American business executive (1931–2017)

Carl Edwin Reichardt Jr. (July 6, 1931 - July 13, 2017) was an American banking executive and chief executive officer of Wells Fargo Bank.

==Early years==

Reichardt received his BA degree in economics from the University of Southern California in 1956. Reichardt spent his formative years in banking in the 1960s in Los Angeles at Union Bank under the leadership of then-CEO and banking pioneer Harry Volk.

==Wells Fargo==

In his banking career he joined Wells Fargo in 1970, rising to the post of president in 1978.

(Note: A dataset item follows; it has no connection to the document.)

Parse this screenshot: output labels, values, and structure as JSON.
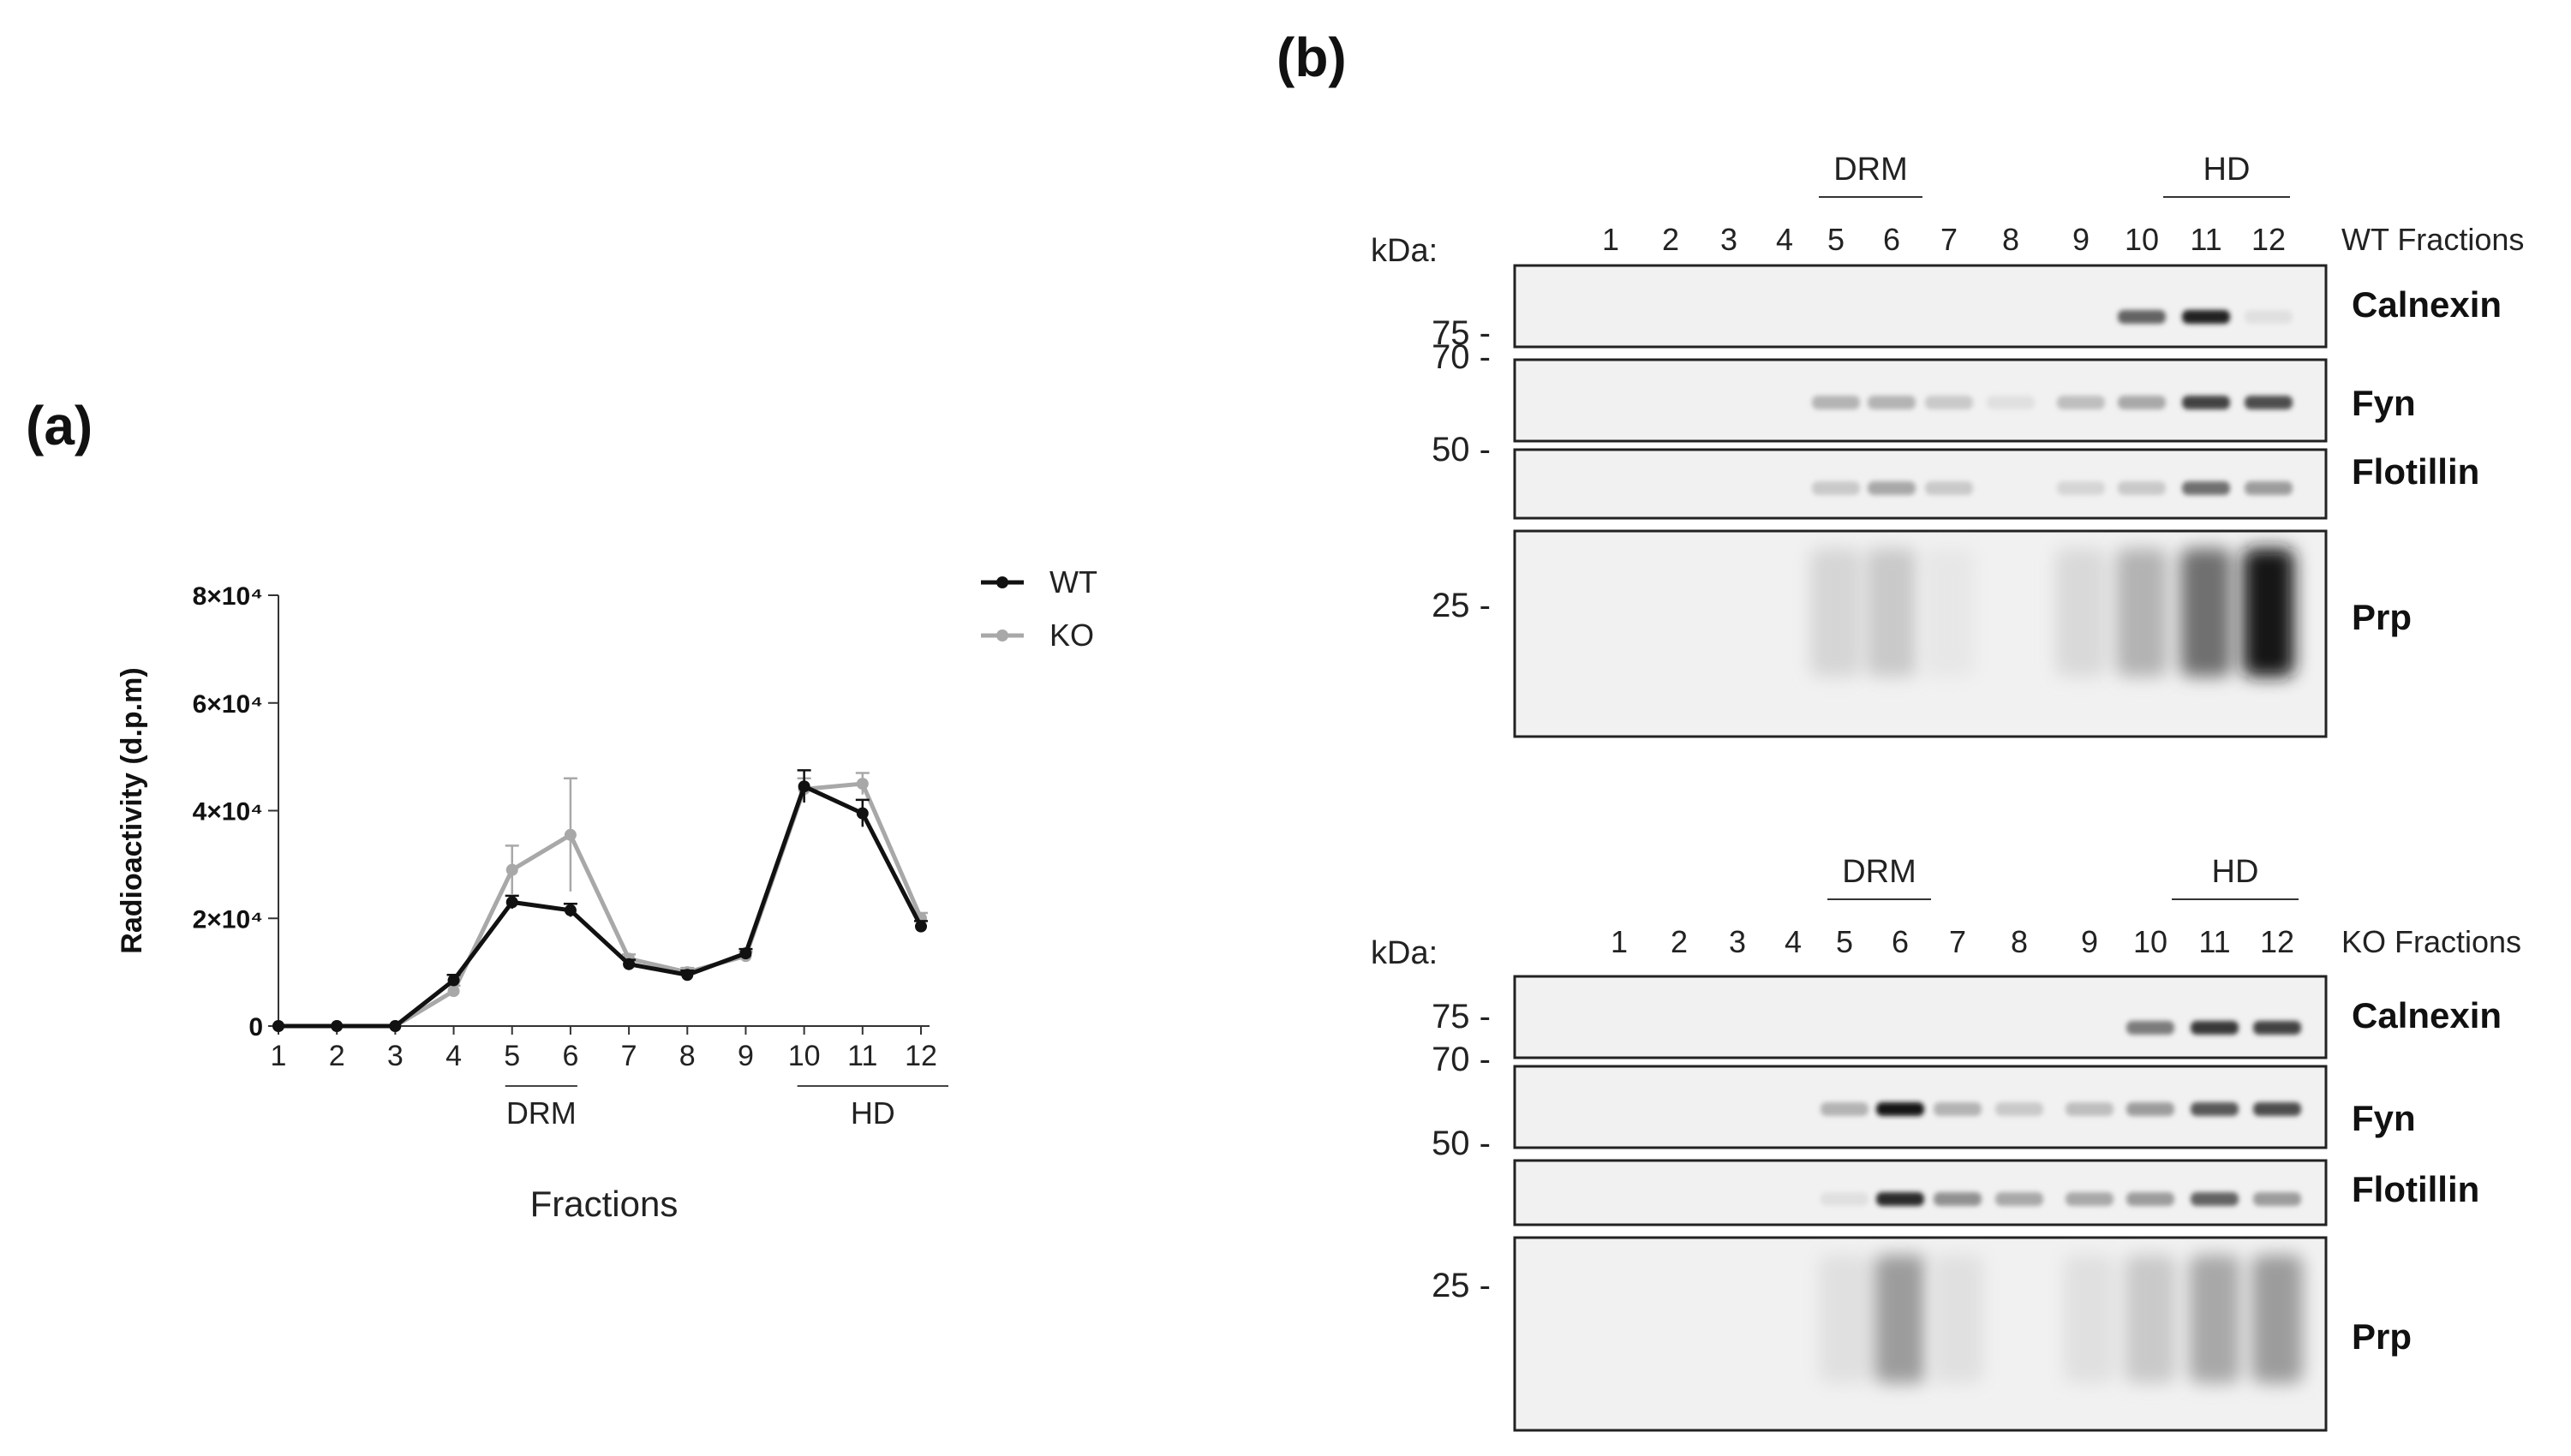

He was president of Wells Fargo & Company from 1978 to 1983 and then chief executive officer and chairman of the board of directors until the end of 1994.
He was also named chief operating officer in 1981.

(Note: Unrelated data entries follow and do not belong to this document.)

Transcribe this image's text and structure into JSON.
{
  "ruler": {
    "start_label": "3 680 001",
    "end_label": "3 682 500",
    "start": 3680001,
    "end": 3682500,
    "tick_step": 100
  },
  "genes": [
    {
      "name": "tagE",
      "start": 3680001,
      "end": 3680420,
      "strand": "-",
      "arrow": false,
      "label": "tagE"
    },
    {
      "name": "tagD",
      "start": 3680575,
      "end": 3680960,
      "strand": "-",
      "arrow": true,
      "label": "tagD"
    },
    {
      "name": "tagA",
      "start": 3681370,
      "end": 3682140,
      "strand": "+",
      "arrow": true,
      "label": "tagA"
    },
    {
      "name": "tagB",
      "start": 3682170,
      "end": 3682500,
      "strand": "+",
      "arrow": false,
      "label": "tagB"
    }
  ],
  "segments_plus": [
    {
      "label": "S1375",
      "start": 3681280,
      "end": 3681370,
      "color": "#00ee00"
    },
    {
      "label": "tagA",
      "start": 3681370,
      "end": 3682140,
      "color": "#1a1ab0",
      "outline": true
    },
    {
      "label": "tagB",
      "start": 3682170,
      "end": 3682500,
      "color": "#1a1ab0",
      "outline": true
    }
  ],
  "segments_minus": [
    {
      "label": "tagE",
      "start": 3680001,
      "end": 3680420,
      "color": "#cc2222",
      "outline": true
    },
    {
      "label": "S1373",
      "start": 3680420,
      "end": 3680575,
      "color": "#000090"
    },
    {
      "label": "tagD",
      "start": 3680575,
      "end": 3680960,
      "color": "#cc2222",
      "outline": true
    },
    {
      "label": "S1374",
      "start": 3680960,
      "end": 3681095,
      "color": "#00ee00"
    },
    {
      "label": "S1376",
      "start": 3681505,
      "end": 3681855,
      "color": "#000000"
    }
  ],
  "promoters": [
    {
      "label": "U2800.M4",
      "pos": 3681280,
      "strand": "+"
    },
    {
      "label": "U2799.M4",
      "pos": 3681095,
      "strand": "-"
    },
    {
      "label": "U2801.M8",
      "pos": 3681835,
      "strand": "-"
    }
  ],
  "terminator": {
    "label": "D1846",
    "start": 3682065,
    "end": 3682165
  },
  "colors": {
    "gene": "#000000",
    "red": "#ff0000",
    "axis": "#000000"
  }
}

In January 1983 he succeeded Richard P. Cooley as chairman and chief executive officer of Wells Fargo. Reichardt relinquished the office of president to Paul Hazen in 1994. Together they guided the bank through the mergers with Crocker National Corporation in 1986 and Barclays Bank of California in 1988 and the recession of the early 1990s. In 1998, Reichardt retired from the board of directors of Wells Fargo.

==Other corporate involvement==

He was a director of Ford Motor Company from 1986 to 2006, serving as vice chairman from 2001 to 2003.

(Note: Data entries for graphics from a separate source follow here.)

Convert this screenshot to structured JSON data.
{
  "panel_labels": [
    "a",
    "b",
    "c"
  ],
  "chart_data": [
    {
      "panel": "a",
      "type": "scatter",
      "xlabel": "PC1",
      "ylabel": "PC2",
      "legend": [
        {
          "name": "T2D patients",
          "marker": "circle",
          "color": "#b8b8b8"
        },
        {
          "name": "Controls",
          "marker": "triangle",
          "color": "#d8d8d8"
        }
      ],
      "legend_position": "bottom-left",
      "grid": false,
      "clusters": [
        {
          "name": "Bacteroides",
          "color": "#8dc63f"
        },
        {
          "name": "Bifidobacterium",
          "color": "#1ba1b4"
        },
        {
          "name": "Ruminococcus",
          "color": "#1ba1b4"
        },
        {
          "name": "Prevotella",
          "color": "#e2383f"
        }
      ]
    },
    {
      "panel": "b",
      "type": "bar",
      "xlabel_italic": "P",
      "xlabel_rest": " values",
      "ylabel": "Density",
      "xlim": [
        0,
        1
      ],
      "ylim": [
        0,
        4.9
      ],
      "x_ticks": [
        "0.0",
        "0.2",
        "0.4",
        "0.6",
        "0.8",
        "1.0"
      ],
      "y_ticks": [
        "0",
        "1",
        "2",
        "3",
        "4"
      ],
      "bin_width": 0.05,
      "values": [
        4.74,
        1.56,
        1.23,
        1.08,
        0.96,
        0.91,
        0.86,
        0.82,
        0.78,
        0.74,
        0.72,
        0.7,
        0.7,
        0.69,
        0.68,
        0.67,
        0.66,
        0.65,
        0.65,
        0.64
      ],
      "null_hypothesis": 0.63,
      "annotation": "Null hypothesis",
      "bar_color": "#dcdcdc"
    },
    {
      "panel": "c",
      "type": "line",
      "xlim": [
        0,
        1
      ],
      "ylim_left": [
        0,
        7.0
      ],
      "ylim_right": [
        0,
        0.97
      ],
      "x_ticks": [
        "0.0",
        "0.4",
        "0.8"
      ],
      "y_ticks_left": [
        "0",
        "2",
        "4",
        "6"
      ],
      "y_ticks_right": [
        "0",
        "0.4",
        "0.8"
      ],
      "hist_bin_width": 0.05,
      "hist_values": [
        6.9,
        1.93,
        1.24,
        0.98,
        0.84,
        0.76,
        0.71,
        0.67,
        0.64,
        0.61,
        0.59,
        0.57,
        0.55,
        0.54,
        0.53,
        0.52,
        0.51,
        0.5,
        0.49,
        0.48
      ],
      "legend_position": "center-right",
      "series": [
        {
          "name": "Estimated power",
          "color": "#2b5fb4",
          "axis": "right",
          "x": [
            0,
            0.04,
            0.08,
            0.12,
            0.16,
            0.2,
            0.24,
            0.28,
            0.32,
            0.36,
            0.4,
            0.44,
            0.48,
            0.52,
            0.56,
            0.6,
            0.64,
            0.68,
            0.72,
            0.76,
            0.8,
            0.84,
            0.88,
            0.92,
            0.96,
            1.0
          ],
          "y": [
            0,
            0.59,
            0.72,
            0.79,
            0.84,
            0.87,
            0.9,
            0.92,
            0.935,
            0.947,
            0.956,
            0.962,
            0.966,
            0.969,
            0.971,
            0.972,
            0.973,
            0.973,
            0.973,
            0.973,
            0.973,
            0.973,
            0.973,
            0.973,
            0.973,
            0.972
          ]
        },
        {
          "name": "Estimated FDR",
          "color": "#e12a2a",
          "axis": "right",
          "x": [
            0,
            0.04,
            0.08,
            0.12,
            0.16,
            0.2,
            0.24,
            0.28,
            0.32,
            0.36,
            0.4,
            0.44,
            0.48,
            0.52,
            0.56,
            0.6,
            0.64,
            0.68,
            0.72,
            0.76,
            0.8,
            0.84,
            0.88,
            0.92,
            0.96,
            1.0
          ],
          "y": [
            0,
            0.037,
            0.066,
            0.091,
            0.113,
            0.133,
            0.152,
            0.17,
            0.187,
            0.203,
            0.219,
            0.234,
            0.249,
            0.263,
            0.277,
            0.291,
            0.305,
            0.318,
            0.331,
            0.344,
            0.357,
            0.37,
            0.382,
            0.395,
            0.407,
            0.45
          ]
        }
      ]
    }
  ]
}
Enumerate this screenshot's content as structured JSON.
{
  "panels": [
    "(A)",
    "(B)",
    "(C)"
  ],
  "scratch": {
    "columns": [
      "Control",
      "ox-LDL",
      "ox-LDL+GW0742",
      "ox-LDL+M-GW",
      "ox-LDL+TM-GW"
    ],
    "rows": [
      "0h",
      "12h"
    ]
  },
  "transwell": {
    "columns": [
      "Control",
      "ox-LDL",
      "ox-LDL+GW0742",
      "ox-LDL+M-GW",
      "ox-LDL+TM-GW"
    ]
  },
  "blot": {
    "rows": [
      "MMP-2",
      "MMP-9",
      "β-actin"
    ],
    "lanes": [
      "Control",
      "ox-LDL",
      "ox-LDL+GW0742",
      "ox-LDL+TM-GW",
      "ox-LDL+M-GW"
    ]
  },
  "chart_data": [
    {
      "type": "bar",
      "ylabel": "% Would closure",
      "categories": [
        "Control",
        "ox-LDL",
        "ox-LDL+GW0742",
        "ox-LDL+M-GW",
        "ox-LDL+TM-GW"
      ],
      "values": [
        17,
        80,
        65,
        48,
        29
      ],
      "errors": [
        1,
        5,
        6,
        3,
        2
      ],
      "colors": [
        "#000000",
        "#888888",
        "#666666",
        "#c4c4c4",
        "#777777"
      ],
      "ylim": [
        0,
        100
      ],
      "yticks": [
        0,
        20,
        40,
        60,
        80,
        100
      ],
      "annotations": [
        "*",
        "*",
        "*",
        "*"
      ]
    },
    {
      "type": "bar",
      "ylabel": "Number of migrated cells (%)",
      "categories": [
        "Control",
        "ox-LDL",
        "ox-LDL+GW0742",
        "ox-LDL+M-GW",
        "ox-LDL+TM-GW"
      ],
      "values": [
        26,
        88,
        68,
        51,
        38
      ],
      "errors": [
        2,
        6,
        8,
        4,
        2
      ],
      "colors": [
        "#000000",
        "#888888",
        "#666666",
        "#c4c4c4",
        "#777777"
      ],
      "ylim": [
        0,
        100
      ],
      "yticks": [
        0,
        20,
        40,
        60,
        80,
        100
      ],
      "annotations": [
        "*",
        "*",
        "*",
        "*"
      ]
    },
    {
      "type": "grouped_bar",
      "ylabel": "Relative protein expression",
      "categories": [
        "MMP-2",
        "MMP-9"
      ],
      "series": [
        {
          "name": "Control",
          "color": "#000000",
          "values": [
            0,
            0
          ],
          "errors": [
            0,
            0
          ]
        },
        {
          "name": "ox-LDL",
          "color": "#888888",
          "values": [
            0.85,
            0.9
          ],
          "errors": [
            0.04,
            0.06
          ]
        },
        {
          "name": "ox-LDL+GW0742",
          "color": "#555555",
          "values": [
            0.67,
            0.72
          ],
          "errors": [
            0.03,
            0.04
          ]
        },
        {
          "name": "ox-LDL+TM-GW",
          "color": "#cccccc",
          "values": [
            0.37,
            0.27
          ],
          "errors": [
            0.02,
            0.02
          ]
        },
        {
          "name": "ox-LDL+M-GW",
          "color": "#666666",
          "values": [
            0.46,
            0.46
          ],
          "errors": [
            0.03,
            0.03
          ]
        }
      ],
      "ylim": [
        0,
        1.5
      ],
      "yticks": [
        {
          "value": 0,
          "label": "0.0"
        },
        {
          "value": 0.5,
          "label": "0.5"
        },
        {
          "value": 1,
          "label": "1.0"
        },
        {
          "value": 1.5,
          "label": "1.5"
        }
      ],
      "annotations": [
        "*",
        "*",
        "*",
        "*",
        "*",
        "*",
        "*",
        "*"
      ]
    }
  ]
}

Reichardt also served on the boards of a number of corporations, include Pacific Gas & Electric, ConAgra, HCA, McKesson, HSBC Holdings PLC, and the Newhall Management Corporation. In addition, he has served as a director of University of San Francisco and of the University of Southern California. In 1989, Reichardt received the Golden Plate Award of the American Academy of Achievement.

Reichardt died on July 13, 2017, at the age of 86.